After the operation the family needs some time before they can start their journey home. Mother, father, and son have found hospitality at the home of one of their master’s clients, who has given them a room in his house just two blocks away from the doctor’s office. The boy has to remain totally at rest for a few days before getting on the wagon to go back home. The Greek doctor has come to see him several times, bringing compresses and medicines, changing his bandages, checking the wound. Even though he’s used to seeing the pain and suffering of his patients every day, he has developed a sincere affection for this little boy, so hard hit by the misfortunes of life, who smiles at him every time, especially when he brings him a present.

During this rest period, Lusius has had the chance to realize two of his dreams: discovering the sea and falling into the embrace of Venus. The young girl who led them to the doctor’s house took him down to the beach, right to where the waves come lapping over the sand. The slave smiled, hesitated, and then, smiling again, touched the water and waded in. He looked out at the vast expanse of the sea, its color gradually changing as the eye moves away from shore, and the power of the waves. He had never seen so much water and didn’t think it was even possible. And he couldn’t resist. He took off his tunic and dove in, shouting with joy, being careful to stay where his feet could touch bottom because obviously he didn’t know how to swim.

The beach in Rimini in Roman times is radically different from the beach we know today: the coast is farther back, but above all it’s uninhabited. There’s no tourism so there are no beach umbrellas, no cabins, no bars, no entertainers, and, obviously, no lifeguards or Nordic vacationers. The beach is a simple border, a no-man’s-land between two worlds, as arid and inhospitable as a desert.
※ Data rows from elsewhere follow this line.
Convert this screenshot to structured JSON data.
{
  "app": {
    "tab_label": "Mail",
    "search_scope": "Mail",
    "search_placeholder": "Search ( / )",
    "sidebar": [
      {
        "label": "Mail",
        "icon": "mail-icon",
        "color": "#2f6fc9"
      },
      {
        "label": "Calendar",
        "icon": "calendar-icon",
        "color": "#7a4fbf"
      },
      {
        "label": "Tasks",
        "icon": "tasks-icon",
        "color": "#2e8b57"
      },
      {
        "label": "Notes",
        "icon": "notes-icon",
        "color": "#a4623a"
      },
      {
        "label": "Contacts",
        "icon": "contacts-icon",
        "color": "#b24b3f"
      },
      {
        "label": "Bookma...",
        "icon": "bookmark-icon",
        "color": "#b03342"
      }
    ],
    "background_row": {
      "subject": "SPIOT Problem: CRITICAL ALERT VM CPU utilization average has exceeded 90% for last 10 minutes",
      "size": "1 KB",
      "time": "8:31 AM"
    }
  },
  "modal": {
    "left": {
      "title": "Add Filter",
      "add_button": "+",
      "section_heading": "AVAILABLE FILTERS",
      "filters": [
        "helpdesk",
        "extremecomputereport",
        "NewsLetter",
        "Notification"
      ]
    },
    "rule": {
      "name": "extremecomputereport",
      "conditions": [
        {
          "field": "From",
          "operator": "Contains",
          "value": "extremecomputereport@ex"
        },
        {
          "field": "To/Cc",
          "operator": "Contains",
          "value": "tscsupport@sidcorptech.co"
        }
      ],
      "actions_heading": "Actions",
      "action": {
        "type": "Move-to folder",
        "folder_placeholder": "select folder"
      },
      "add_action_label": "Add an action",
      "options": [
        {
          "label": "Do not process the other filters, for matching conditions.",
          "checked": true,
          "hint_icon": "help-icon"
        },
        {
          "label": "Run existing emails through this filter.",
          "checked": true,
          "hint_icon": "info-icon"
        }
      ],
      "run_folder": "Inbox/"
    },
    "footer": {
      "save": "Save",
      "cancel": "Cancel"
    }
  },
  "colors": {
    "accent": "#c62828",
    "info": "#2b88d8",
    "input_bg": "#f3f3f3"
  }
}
And that’s the way it’s treated: nobody even thinks of spreading out a beach towel, lying in the sun, going for a swim, or spending their holidays here. The only people you see are some occasional fishermen taking a walk or kids playing in the waves. The sea and the beach have no part in Roman amusements.

Later that evening, when the stars had filled the sky, Lusius and the girl stretched out behind an abandoned boat, far away from everything and everyone. The sand and the stars caressed their bodies locked in a long embrace. On the morning of their departure, Lusius paid his bill at the modest inn where he had stayed. And that’s where our sestertius changed hands again. It ended up in the locked wooden drawer of the innkeeper, mixing in with lots of other sesterces.

But it wasn’t long before its journey started up again. From the same inn, two rooms away from the slave’s room, a well-dressed, well-built man with a severe look on his face came striding out onto the street. His head held rigidly straight, his movements measured and brusque, he walked with a military mien, his sandals making short metallic bursts with every step. There’s no doubt he’s wearing caligae, replete with metal cleats on the soles. Indeed this man is a soldier, a Batavian who’s part of an escort detail for Caius Nonius Cepanius, a famous military commander under Trajan and later under Hadrian. He has been with him for years, following him throughout the entire military campaign in Dacia. And he is still following him now that he’s in command of a select cavalry unit.

When he paid his bill he was given the coin as change. He looked at it for a second, smiling at the image of the emperor, then stuck it in the purse hidden under his belt, mounted his horse, and headed for the south gate of the city of Rimini. Riding under the big Arch of Augustus he passed by two lovers embraced in a fond farewell. He didn’t recognize Lusius and he kept right on going, leaving as he has always done: at a gallop. He turned into a dot on the horizon on the Via Flaminia, heading south.